Raisa Gorokhovskaya

Personal information
- Born: 12 February 1932 Moscow, Russian SFSR, Soviet Union
- Died: 26 July 2020 (aged 88)
- Height: 1.48 m (4 ft 10 in)
- Weight: 46 kg (101 lb)

Sport
- Sport: Diving
- Club: Burevestnik, Leningrad

Medal record
European Championships
| Silver medal – second place | 1958 Budapest | 10 m platform |

= Raisa Gorokhovskaya =

Soviet diver (1932–2020)

Raisa Petrovna Gorokhovskaya (Раиса Петровна Гороховская; 12 February 1932 - 26 July 2020) was a Soviet diver who won a silver medal at the 1958 European Aquatics Championships in the 10 m platform. She also competed at the 1956 and at the 1960 Summer Olympics and finished in ninth and fifth place, respectively.

==Biography==
She was born in Moscow and between 1946 and 1949 studied at a circus school.
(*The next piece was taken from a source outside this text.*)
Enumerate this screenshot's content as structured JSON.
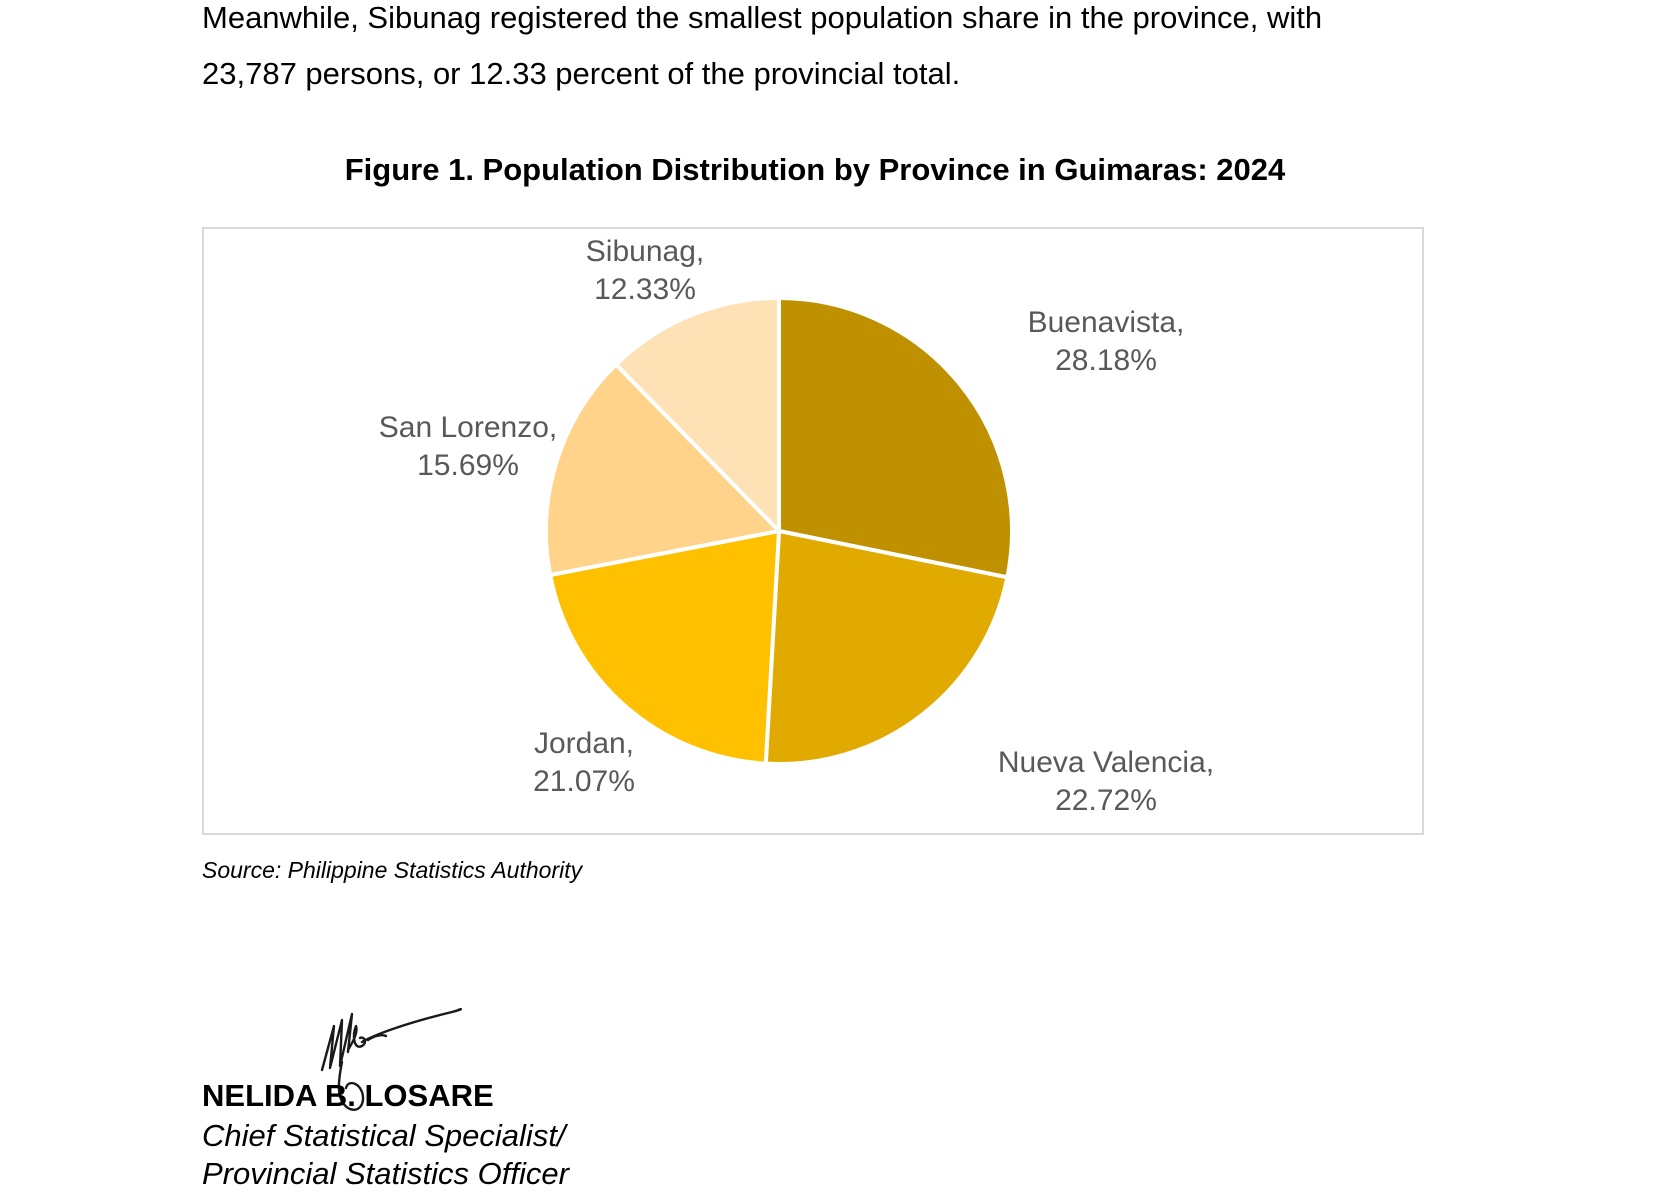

In 1947 she was invited to train in a diving club and won the Moscow championships in the same year. While she had a strong base in acrobatics, it took her a year to learn swimming. Until then, a coach was helping her out of water with a pole after a jump.

In 1950 she married Leonid Zakharovich Gorokhovsky (Леонид Захарович Гороховский, b. 1925), a Navy officer who took her away to Saint Petersburg. They have two sons, born in 1952 and 1964. In 1953, her husband started studying the theory of diving and later became the first Soviet diving coach with a PhD in the subject. Between 1962 and 1969 he worked with the Uzbekistani diving team in Tashkent, and in 1969 moved to Moscow to coach the Soviet diving team.

After retirement from senior competitions in 1969 Gorokhovskaya worked for 40 years as a physiotherapists, at a Moscow boarding school for children with cerebral palsy. Her first son had the same disability, which motivated her to choose this profession.

Since 1992, she competed in the masters category and won 15 European and world titles in diving. Because of her small weight she always preferred a fixed diving platform to springboard. She also competed in masters swimming at the national level.